In [1]:
import tensorflow as tf
import numpy as np

from sklearn.model_selection import train_test_split

import matplotlib.ticker as ticker
import matplotlib.pyplot as plt

import time
import re
import os
import io

print(tf.__version__)

2.6.0


In [2]:
path_to_zip = tf.keras.utils.get_file(
    'spa-eng.zip',
    origin='http://storage.googleapis.com/download.tensorflow.org/data/spa-eng.zip',
    extract=True)

path_to_file = os.path.dirname(path_to_zip)+"/spa-eng/spa.txt"

In [6]:
with open(path_to_file, "r") as f:
    raw = f.read().splitlines()

print("Data Size:", len(raw))
print("Example:")

for sen in raw[0:100][::20]: print(">>", sen)

Data Size: 118964
Example:
>> Go.	Ve.
>> Wait.	Esperen.
>> Hug me.	Abrázame.
>> No way!	¡Ni cagando!
>> Call me.	Llamame.


In [3]:
def preprocess_sentence(sentence, s_token=False, e_token=False):
    sentence = sentence.lower().strip()

    sentence = re.sub(r"([?.!,])", r" \1 ", sentence)    #?.!, 기준으로 공백을 앞뒤로 추가
    sentence = re.sub(r'[" "]+', " ", sentence)          # 중복된 공백 제거
    sentence = re.sub(r"[^a-zA-Z?.!,]+", " ", sentence)  # 알파벳,?.!, 이외는 공백으로 치환

    sentence = sentence.strip()                          # 불필요한 공백 제거

    if s_token:
        sentence = '<start> ' + sentence

    if e_token:
        sentence += ' <end>'
    
    return sentence



In [4]:
def tokenize(corpus):
    tokenizer = tf.keras.preprocessing.text.Tokenizer(filters='')
    tokenizer.fit_on_texts(corpus)

    tensor = tokenizer.texts_to_sequences(corpus)

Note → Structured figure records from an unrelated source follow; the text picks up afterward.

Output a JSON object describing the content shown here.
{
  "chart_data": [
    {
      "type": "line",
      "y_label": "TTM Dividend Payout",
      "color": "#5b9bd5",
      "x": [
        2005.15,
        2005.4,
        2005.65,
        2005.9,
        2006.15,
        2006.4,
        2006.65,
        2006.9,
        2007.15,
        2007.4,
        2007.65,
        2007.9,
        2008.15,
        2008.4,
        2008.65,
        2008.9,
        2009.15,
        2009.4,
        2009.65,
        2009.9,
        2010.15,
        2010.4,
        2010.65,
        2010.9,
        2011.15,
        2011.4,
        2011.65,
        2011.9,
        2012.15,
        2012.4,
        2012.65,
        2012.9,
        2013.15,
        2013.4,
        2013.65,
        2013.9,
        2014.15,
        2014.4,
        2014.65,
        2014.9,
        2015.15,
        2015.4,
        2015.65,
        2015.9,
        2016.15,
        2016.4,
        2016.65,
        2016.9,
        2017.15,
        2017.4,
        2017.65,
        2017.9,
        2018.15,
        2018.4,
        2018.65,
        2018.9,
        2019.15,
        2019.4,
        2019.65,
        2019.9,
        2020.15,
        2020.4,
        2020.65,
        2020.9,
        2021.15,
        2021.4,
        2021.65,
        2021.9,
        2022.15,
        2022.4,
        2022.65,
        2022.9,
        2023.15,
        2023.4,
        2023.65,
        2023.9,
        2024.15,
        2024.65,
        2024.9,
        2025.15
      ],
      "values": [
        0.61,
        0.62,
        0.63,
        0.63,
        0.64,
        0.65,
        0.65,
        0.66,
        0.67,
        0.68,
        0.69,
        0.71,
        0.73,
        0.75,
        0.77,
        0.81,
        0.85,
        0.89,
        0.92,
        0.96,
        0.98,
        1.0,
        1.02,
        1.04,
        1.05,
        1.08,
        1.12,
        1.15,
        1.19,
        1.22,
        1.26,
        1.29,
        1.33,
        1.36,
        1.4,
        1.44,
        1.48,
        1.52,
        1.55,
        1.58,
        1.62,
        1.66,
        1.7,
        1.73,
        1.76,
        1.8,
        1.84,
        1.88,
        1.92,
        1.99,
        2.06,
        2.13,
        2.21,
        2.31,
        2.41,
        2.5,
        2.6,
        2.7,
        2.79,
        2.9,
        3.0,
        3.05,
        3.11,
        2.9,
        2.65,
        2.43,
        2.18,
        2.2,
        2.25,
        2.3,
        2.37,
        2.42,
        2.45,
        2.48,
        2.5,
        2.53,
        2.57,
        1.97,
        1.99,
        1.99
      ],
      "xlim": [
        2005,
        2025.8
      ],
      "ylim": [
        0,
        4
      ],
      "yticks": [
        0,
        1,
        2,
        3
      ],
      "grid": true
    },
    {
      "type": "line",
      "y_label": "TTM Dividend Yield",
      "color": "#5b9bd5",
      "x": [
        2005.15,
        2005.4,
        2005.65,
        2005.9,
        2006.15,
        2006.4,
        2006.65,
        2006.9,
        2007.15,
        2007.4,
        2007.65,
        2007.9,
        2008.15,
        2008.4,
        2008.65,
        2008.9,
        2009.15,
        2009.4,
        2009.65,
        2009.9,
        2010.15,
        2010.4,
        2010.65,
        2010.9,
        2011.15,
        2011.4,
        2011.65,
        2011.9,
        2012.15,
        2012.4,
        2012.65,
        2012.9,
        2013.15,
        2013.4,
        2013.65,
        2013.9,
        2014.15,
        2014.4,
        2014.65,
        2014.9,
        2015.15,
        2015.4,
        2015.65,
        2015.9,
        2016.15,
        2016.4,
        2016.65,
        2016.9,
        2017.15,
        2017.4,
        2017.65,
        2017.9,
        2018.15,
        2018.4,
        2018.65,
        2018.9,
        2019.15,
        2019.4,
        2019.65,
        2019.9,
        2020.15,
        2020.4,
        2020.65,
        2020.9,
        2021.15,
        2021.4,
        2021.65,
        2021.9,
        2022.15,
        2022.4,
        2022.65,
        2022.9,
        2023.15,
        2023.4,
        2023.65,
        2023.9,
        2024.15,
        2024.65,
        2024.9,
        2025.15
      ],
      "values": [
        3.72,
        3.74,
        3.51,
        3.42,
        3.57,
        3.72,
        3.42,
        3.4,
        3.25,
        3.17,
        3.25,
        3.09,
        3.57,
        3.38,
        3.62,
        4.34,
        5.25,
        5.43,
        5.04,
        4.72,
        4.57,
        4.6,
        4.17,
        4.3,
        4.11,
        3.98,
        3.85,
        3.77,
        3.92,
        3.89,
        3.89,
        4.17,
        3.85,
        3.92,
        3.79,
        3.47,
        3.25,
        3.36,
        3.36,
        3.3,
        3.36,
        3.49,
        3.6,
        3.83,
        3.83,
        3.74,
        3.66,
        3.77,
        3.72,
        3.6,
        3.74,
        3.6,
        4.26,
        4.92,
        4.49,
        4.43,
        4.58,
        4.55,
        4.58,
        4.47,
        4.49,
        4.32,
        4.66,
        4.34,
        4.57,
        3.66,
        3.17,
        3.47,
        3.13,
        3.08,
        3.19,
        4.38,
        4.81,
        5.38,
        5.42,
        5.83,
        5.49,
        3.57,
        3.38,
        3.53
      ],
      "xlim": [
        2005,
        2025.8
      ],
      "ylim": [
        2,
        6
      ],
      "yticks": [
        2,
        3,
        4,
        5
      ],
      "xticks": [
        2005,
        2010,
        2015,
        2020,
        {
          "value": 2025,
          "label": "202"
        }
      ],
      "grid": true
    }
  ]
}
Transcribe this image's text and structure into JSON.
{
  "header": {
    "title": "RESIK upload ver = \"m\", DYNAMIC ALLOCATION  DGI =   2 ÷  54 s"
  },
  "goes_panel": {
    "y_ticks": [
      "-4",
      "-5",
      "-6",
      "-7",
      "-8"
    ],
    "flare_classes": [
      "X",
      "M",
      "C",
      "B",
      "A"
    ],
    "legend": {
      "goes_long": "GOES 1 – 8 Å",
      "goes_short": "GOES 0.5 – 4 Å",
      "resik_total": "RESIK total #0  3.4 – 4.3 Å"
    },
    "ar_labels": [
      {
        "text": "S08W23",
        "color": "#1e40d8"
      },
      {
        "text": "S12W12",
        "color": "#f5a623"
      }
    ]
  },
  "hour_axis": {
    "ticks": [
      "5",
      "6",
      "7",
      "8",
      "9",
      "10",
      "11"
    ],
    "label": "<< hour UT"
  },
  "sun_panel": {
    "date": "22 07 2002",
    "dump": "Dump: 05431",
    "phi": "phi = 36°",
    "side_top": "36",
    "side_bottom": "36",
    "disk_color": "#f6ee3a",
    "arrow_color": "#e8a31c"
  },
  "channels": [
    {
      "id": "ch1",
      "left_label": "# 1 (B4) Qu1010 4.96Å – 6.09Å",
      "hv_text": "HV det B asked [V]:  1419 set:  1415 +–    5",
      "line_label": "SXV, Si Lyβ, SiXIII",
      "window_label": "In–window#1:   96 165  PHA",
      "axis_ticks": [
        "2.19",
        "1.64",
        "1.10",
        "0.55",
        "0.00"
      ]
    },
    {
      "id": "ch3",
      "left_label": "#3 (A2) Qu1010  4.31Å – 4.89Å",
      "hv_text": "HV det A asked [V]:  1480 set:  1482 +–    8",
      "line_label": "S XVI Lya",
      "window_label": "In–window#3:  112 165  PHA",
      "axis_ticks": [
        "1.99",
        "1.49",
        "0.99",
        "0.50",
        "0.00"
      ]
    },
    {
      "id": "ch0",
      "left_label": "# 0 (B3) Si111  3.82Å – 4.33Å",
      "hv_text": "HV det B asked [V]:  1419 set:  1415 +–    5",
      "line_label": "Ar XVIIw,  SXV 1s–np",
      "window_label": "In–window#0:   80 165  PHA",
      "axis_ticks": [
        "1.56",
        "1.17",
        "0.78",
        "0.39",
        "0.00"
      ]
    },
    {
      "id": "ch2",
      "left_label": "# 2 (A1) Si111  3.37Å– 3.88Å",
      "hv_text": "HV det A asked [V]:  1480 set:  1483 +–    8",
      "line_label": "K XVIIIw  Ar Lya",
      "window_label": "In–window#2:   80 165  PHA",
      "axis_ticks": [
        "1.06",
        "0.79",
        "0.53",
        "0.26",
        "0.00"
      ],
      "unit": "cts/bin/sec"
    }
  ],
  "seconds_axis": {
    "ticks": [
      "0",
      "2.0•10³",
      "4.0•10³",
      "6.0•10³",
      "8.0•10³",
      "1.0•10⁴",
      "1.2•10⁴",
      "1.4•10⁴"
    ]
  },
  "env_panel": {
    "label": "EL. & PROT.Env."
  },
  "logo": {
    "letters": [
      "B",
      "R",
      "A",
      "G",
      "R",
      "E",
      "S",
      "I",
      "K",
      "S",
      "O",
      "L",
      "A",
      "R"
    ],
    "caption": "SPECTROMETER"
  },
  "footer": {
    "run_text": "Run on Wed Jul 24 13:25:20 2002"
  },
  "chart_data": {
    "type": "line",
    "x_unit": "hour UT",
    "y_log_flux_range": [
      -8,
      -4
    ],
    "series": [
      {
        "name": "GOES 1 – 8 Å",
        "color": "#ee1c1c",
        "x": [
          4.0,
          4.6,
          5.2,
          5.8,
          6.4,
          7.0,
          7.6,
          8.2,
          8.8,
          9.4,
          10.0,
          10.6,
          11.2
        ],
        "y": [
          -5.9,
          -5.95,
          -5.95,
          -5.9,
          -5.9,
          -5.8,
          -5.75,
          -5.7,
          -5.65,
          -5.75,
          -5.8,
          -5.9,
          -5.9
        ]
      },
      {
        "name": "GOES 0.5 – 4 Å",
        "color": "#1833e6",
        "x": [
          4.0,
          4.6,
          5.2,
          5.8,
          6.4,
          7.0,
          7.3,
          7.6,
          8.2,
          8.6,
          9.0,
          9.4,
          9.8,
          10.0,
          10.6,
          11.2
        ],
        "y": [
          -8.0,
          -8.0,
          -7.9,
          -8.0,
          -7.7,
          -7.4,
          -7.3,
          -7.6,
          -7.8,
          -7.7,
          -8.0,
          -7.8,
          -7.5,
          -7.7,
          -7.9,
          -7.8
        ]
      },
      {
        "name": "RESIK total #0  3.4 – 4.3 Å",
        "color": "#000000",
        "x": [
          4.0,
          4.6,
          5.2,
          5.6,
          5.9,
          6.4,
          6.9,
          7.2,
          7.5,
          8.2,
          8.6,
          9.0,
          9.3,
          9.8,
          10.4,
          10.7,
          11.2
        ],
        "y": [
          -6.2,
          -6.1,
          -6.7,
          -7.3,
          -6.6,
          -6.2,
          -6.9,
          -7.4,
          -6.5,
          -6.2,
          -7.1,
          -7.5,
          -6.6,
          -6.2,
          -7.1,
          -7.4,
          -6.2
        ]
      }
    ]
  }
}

    tensor = tf.keras.preprocessing.sequence.pad_sequences(tensor, padding='post')

    return tensor, tokenizer


In [7]:
enc_corpus = []
dec_corpus = []

num_examples = 30000

for pair in raw[:num_examples]:
    eng, spa = pair.split("\t")

    enc_corpus.append(preprocess_sentence(eng))
    dec_corpus.append(preprocess_sentence(spa, s_token=True, e_token=True))

print("English:", enc_corpus[100])   # go away !
print("Spanish:", dec_corpus[100])   # <start> salga de aqu ! <end>

English: go away !
Spanish: <start> salga de aqu ! <end>


In [9]:
# 토큰화하기
# train_test_split을 활용해서 훈련 데이터와 검증 데이터로 분리하기
# 1. 토큰화
input_tensor, enc_tokenizer = tokenize(enc_corpus)      # 영어 문장
target_tensor, dec_tokenizer = tokenize(dec_corpus)    # 스페인어 문장

# 2. 훈련/검증 데이터 분할
input_train, input_val, target_train, target_val = train_test_split(
    input_tensor, target_tensor, test_size=0.2, random_state=42
)

# 3. 확인
print(f"훈련 데이터 개수: {len(input_train)}")
print(f"검증 데이터 개수: {len(input_val)}")

훈련 데이터 개수: 24000
검증 데이터 개수: 6000


In [10]:
class BahdanauAttention(tf.keras.layers.Layer):
    def __init__(self, units):
        super(BahdanauAttention, self).__init__()
        self.w_dec = tf.keras.layers.Dense(units)
        self.w_enc = tf.keras.layers.Dense(units)
        self.w_com = tf.keras.layers.Dense(1)
    
    def call(self, h_enc, h_dec):
        # h_enc shape: [batch x length x units]
        # h_dec shape: [batch x units]

        h_enc = self.w_enc(h_enc)
        h_dec = tf.expand_dims(h_dec, 1)
        h_dec = self.w_dec(h_dec)

        score = self.w_com(tf.nn.tanh(h_dec + h_enc))
        
        attn = tf.nn.softmax(score, axis=1)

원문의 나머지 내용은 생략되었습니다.